The ro/ro volume for its part expanded by 3.2% in the first quarter and then flattened out with growth of just 0,9%. Meanwhile the volume of new rolling stock was down by 7.9% in the second quarter and 6.3% in the first six months. This evolution is in line with the global trend towards lower vehicle production. On the other hand the volume of second-hand cars rose by 15.5% in the second quarter and 10.1% in the first half year.
Dry bulk peaks in second quarter
The dry bulk volume managed to reverse a drop of 8.8% at the end of the first quarter, turning it into a rise of 8.7%. This was despite 8% less fertiliser, 25.7% less ore and 6.5% less sand and gravel being handled. The figures for coal by contrast were four times higher than in the same period last year, while the volume of scrap rose by nearly 10%.
Dry bulk is traditionally characterised by high volatility, with a wide range of goods that vary greatly in character.
Liquid bulk gives hopeful signals
Despite some relatively strong months in May and June, liquid bulk experienced a drop of 6.4%, following a drop of 8.2% at the end of the first quarter. The volume of crude oil expanded by 3.2%, while there was a similar expansion of 5.4% in the volume of chemical products. On the other hand the volume of oil derivatives did not recover substantially during the second quarter. After three months the figure was 11.9% below the level of the previous year, and after six months it was still 10.9% below. The slowdown in economic growth and large fluctuations in oil prices caused uncertainty among traders. However, there are hopeful signals: the tank storage company Standic recently announced an investment of 200 million euros for a new, state-of-the-art storage terminal for chemical products.
The number of seagoing ships calling at Antwerp in the past six months was 7,200, down just 0.1% on the same period last year. The gross tonnage of ships anchoring in the port was up by 0.6%, to 209,283,498 GT.

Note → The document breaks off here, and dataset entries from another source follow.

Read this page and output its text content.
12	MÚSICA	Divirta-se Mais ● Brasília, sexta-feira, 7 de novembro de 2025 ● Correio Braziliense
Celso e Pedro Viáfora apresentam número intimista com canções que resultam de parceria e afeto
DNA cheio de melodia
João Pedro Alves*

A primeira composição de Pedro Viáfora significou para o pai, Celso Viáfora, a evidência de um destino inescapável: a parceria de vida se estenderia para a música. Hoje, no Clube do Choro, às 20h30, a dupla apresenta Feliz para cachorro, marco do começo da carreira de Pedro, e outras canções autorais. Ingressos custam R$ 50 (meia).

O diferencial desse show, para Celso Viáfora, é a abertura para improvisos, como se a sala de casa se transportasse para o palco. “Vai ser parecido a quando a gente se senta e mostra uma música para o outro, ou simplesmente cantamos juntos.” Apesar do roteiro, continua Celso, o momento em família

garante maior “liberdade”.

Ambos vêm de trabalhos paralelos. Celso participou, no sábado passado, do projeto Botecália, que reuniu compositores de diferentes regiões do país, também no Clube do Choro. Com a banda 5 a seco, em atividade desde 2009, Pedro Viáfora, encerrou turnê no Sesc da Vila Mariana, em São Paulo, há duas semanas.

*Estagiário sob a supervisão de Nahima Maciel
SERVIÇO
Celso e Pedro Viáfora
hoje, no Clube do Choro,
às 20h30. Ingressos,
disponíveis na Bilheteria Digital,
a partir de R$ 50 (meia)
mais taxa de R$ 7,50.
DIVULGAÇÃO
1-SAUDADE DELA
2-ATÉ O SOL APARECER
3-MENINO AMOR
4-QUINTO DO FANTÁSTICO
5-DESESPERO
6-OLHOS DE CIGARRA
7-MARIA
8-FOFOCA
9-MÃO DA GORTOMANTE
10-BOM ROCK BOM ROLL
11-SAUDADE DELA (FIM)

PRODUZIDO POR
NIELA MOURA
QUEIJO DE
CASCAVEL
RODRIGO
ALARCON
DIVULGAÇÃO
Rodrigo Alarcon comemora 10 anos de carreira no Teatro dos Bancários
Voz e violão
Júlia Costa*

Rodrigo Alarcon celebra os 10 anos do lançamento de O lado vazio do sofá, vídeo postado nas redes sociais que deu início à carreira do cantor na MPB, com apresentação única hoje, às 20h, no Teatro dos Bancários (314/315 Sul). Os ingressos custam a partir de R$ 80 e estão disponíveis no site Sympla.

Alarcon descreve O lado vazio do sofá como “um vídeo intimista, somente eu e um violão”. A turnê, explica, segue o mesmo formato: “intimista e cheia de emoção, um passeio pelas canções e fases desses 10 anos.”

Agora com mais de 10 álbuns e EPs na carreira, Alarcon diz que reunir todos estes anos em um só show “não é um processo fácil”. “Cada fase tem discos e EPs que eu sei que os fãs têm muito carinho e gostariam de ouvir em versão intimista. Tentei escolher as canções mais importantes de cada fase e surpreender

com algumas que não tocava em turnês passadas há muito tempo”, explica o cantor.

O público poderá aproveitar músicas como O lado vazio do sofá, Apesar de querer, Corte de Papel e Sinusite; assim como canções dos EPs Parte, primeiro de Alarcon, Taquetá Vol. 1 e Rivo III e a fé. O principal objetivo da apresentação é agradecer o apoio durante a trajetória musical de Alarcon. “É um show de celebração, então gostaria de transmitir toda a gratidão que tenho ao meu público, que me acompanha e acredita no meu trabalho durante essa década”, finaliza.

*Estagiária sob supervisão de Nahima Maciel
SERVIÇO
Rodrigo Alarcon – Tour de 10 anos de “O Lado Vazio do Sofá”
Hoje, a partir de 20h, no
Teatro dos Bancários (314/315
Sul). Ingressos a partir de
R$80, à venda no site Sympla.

Annick De Ridder, alderman for the port, concluded: "Antwerp is continuing on its growth trajectory despite the current international climate. We are particularly proud that once again we have been able to achieve record figures in important segments. These figures once more underline the need for additional container capacity. I am fully convinced that together with our port companies and other partners we will continue along this growth path."